Chennai: Ultrasmall sponge-like particles covered by human lung and immune cell membranes can attract, soak up, and neutralise the novel coronavirus, according to a lab study. This may lead to new therapies for Covid-19.
The research, published in the journal Nano Letters, says that these nanosponges, which are thousand times smaller than the width of a single human hair, are named so as they soak up harmful pathogens and toxins.
These particles were developed by engineers, including those from the University of California (UC) San Diego in the US, for their ability to prevent the novel coronavirus, SARS-CoV-2, from hijacking host cells.
Following incubation with the nanosponges, the researchers said, “SARS-CoV-2 is neutralized and unable to infect cells.”
In experiments performed on lab-grown cells, they said nanosponges built with lung and immune cell membranes caused SARS-CoV-2 to lose nearly 90 per cent of its ‘viral infectivity” in a dose-dependent manner.
The researches explained that viral infectivity is a measure of the ability of a virus to enter the host cell and exploit its resources to replicate and produce additional infectious copies of itself.
According to study co-author Liangfang Zhang, a nanoengineering professor at the UC San Diego, “Traditionally, drug developers for infectious diseases dive deep on the details of the pathogen in order to find druggable targets. Our approach is different.”
He added: “We only need to know what the target cells are.
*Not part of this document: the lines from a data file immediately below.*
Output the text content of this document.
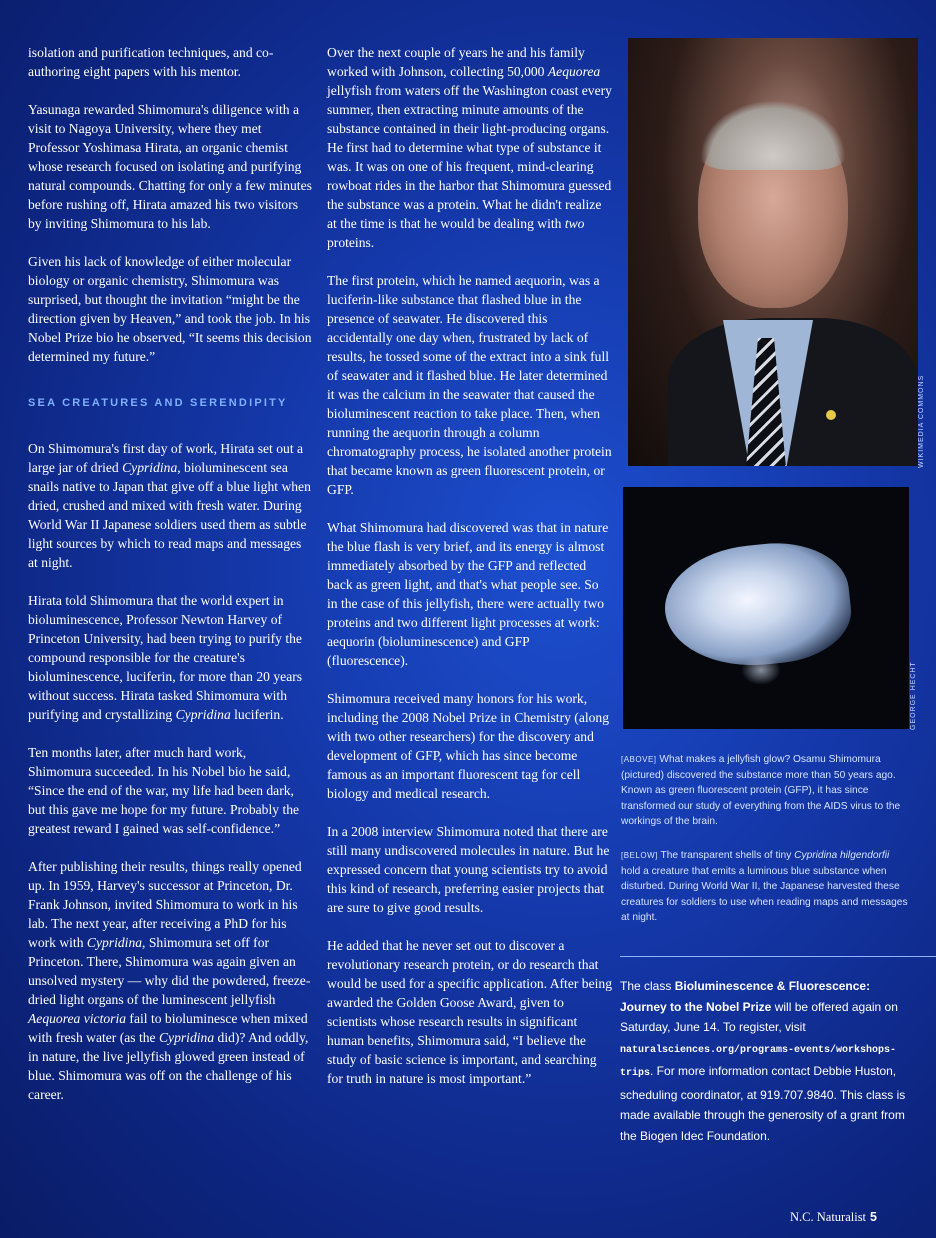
isolation and purification techniques, and co-authoring eight papers with his mentor.

Yasunaga rewarded Shimomura's diligence with a visit to Nagoya University, where they met Professor Yoshimasa Hirata, an organic chemist whose research focused on isolating and purifying natural compounds. Chatting for only a few minutes before rushing off, Hirata amazed his two visitors by inviting Shimomura to his lab.

Given his lack of knowledge of either molecular biology or organic chemistry, Shimomura was surprised, but thought the invitation “might be the direction given by Heaven,” and took the job. In his Nobel Prize bio he observed, “It seems this decision determined my future.”

SEA CREATURES AND SERENDIPITY

On Shimomura's first day of work, Hirata set out a large jar of dried Cypridina, bioluminescent sea snails native to Japan that give off a blue light when dried, crushed and mixed with fresh water. During World War II Japanese soldiers used them as subtle light sources by which to read maps and messages at night.

Hirata told Shimomura that the world expert in bioluminescence, Professor Newton Harvey of Princeton University, had been trying to purify the compound responsible for the creature's bioluminescence, luciferin, for more than 20 years without success. Hirata tasked Shimomura with purifying and crystallizing Cypridina luciferin.

Ten months later, after much hard work, Shimomura succeeded. In his Nobel bio he said, “Since the end of the war, my life had been dark, but this gave me hope for my future. Probably the greatest reward I gained was self-confidence.”

After publishing their results, things really opened up. In 1959, Harvey's successor at Princeton, Dr. Frank Johnson, invited Shimomura to work in his lab. The next year, after receiving a PhD for his work with Cypridina, Shimomura set off for Princeton. There, Shimomura was again given an unsolved mystery — why did the powdered, freeze-dried light organs of the luminescent jellyfish Aequorea victoria fail to bioluminesce when mixed with fresh water (as the Cypridina did)? And oddly, in nature, the live jellyfish glowed green instead of blue. Shimomura was off on the challenge of his career.

Over the next couple of years he and his family worked with Johnson, collecting 50,000 Aequorea jellyfish from waters off the Washington coast every summer, then extracting minute amounts of the substance contained in their light-producing organs. He first had to determine what type of substance it was. It was on one of his frequent, mind-clearing rowboat rides in the harbor that Shimomura guessed the substance was a protein. What he didn't realize at the time is that he would be dealing with two proteins.

The first protein, which he named aequorin, was a luciferin-like substance that flashed blue in the presence of seawater. He discovered this accidentally one day when, frustrated by lack of results, he tossed some of the extract into a sink full of seawater and it flashed blue. He later determined it was the calcium in the seawater that caused the bioluminescent reaction to take place. Then, when running the aequorin through a column chromatography process, he isolated another protein that became known as green fluorescent protein, or GFP.

What Shimomura had discovered was that in nature the blue flash is very brief, and its energy is almost immediately absorbed by the GFP and reflected back as green light, and that's what people see. So in the case of this jellyfish, there were actually two proteins and two different light processes at work: aequorin (bioluminescence) and GFP (fluorescence).

Shimomura received many honors for his work, including the 2008 Nobel Prize in Chemistry (along with two other researchers) for the discovery and development of GFP, which has since become famous as an important fluorescent tag for cell biology and medical research.

In a 2008 interview Shimomura noted that there are still many undiscovered molecules in nature. But he expressed concern that young scientists try to avoid this kind of research, preferring easier projects that are sure to give good results.

He added that he never set out to discover a revolutionary research protein, or do research that would be used for a specific application. After being awarded the Golden Goose Award, given to scientists whose research results in significant human benefits, Shimomura said, “I believe the study of basic science is important, and searching for truth in nature is most important.”

WIKIMEDIA COMMONS
GEORGE HECHT
[ABOVE] What makes a jellyfish glow? Osamu Shimomura (pictured) discovered the substance more than 50 years ago. Known as green fluorescent protein (GFP), it has since transformed our study of everything from the AIDS virus to the workings of the brain.
[BELOW] The transparent shells of tiny Cypridina hilgendorfii hold a creature that emits a luminous blue substance when disturbed. During World War II, the Japanese harvested these creatures for soldiers to use when reading maps and messages at night.
The class Bioluminescence & Fluorescence: Journey to the Nobel Prize will be offered again on Saturday, June 14. To register, visit naturalsciences.org/programs-events/workshops-trips. For more information contact Debbie Huston, scheduling coordinator, at 919.707.9840. This class is made available through the generosity of a grant from the Biogen Idec Foundation.
N.C. Naturalist 5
And then we aim to protect the targets by creating biomimetic decoys.”
The scientists explained that instead of targeting the virus itself, the nanosponges are designed to protect the healthy cells which the virus invades.
They said the nanosponges when engineered with fragments of the outer membranes of the human immune system’s macrophage cells can also soak up inflammatory cell-cell signalling proteins called cytokines.
The scientists said that the cytokines, which are sometimes overdriven by immune response to the infection, are implicated in some of the most dangerous, and sometimes deadly, aspects of Covid-19.
Explaining the structure of the nanosponges, the researchers said they consist of a polymer core coated in membranes extracted from either the cells lining the lung’s outer layer, or the immune system’s macrophages.
They said these membranes cover the sponges with all the same protein receptors as the cells they impersonate, adding that this includes whatever receptors the novel coronavirus uses to enter cells in the human body.